The next task is to determine specific costs in a safety or risk management program. This involves finding the "vital few" cost areas - worker compensation, liability, property damage, and cargo. "Worker compensation might be the biggest cost area," Barber said.
"So we focus on that area - by location, job application, and body part. Where do we have a problem? We follow the data to find the problem, then work on solutions.
"Let's try statistical process control to find out where the system is burning, so we're not in the kitchen squirting the stove, when the fire is burning in the bathroom."
Fleet safety managers may find themselves at odds with upper management over improving the quality of safety programs if the primary focus of the company is on productivity, said Brian Libby, safety specialist for Exxon Company USA.
Safety managers should take heed when upper management responds to their concerns over minor accident procedures by saying, " 'Don't worry about it. That's the way we've always done it,' " Libby said.
That's what happened to Libby when he was reassigned to the New Jersey company terminal in the early 1980s. Because of a company focus on productivity, drivers completed their runs as quickly as possible, he said. Experienced drivers in particular became inattentive behind the wheel and were causing a rash of accidents.
Eventually, Libby convinced a senior manager to change safety procedures.

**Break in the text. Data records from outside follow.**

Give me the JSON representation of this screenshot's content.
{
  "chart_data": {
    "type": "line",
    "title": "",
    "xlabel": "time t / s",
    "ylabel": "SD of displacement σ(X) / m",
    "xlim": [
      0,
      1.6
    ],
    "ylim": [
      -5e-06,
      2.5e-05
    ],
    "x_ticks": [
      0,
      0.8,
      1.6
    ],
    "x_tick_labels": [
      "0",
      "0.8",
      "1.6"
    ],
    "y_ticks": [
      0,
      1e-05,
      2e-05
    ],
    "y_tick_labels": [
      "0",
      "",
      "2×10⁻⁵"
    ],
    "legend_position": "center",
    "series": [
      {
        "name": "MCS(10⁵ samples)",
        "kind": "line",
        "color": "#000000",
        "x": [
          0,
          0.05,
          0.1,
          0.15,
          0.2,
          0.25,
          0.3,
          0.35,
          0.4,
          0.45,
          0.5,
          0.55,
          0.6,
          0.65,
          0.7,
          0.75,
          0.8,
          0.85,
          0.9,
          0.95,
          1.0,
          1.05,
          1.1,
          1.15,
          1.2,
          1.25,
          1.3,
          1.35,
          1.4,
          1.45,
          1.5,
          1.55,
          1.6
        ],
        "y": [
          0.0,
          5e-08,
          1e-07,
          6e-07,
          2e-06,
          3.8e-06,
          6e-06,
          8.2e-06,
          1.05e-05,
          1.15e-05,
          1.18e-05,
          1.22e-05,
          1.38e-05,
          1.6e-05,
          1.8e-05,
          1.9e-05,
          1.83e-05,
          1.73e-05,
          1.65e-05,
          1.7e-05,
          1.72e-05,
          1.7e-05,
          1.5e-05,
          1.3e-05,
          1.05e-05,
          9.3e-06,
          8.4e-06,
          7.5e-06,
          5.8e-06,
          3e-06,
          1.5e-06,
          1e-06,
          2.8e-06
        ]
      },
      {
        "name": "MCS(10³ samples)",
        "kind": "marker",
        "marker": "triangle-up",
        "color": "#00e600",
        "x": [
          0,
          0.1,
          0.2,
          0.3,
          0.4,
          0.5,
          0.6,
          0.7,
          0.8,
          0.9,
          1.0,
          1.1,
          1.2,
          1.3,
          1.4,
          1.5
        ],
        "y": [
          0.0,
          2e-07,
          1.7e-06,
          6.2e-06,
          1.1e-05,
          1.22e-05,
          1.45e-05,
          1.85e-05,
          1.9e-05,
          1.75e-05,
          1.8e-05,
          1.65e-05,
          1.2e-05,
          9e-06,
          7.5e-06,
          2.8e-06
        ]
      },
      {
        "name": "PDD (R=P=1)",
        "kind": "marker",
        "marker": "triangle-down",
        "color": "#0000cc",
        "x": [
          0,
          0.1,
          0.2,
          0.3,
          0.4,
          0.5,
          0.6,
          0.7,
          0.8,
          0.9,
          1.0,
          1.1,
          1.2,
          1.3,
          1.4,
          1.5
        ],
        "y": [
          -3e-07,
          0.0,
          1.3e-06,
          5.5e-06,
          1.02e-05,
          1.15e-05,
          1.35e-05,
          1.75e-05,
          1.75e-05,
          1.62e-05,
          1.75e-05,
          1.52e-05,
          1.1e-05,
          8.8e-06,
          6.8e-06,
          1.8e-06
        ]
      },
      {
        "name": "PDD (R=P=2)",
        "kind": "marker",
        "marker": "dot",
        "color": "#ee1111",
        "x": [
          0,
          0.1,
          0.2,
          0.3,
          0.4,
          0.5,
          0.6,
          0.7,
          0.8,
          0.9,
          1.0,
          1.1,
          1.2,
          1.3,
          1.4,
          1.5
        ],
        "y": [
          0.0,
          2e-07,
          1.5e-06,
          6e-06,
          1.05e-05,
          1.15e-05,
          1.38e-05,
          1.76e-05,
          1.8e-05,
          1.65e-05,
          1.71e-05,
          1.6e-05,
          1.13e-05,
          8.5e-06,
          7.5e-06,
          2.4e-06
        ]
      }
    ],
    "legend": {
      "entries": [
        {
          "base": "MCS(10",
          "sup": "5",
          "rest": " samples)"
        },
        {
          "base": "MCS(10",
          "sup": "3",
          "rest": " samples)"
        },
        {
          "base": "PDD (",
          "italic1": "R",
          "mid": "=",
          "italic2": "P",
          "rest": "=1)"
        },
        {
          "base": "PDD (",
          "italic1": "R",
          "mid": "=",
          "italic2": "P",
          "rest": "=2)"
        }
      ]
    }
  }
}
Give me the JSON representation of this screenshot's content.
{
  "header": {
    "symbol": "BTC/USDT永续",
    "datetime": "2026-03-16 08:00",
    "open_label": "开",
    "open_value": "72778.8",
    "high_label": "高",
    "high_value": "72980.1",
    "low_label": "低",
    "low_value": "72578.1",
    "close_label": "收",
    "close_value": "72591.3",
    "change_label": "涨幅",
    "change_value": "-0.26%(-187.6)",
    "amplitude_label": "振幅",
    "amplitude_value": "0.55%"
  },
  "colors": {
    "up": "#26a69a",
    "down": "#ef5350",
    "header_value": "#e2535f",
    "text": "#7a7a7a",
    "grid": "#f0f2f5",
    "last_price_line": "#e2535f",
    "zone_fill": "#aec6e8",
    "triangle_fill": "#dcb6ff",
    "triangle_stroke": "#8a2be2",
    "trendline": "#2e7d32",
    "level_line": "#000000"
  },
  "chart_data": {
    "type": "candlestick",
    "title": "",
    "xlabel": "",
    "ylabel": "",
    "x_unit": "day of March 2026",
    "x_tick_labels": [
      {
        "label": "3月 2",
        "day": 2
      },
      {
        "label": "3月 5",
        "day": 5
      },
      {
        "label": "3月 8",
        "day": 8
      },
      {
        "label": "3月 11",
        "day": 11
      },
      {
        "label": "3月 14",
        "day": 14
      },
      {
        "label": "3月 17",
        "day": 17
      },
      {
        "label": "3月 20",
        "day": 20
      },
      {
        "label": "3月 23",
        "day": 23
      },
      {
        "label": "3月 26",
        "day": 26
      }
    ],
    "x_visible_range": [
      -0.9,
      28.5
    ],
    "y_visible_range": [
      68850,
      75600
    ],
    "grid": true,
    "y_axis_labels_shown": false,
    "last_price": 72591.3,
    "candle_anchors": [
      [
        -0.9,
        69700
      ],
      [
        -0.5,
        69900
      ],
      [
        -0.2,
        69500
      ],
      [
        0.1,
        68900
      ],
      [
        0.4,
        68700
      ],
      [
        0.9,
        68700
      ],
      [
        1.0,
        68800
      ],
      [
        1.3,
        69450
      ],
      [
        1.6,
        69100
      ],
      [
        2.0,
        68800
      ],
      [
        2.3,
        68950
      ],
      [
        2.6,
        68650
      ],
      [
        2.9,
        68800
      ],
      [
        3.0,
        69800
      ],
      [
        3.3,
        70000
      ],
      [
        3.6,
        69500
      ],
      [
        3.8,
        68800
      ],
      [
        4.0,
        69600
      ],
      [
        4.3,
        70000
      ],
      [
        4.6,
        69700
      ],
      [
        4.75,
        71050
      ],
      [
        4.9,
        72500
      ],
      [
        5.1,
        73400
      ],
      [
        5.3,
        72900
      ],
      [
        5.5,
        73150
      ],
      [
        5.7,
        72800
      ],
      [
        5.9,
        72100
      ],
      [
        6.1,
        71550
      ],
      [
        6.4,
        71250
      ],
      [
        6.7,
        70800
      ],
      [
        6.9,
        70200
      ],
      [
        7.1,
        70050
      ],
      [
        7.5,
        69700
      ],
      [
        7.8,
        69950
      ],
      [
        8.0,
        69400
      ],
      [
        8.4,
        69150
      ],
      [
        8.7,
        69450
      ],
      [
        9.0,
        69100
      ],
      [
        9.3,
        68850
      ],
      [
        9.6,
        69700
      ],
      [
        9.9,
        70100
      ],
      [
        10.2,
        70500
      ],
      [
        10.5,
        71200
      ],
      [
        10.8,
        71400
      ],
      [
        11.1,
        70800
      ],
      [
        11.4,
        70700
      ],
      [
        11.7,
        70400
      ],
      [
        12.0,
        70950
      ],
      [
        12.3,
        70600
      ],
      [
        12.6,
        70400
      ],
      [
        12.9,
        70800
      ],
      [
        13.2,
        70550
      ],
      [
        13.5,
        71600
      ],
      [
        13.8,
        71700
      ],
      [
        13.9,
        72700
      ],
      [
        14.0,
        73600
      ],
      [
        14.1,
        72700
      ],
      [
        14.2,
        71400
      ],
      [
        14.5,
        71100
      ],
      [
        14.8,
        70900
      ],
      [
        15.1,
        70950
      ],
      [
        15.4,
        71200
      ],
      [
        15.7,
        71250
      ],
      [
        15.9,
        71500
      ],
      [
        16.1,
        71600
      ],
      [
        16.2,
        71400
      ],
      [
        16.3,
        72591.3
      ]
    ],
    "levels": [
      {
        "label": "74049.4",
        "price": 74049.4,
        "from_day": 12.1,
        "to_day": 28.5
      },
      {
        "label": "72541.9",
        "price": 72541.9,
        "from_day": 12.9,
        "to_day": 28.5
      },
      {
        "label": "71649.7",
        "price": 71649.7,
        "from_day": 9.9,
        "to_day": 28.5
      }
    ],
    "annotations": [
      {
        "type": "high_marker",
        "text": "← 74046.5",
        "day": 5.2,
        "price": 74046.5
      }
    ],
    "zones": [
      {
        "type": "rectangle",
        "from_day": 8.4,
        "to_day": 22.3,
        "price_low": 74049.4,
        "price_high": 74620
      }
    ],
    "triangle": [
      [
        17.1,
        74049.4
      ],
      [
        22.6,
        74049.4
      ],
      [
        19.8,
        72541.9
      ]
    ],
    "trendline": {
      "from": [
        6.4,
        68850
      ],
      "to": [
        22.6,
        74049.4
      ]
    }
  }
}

Drivers needed to become involved in completing eight-page reports after they caused minor "incidents" such as slashed tires or broken mirrors. After the change was approved, drivers involved in minor accidents were required to spend a day filling out reports and viewing safety videos.
The new procedure resulted in a reduction of minor accidents from about 48 to 3 per 3.7 million miles, he said.
Libby also established monthly driver safety meetings to reevaluate safety procedures. "Productivity is important, but our focus is broader," he said. "We ask how we can do the job safer, better, and more productively. And guess what? Our drivers in the Linden facility alone increased their productivity from an average of 3.3 to 4.8 loads per shift."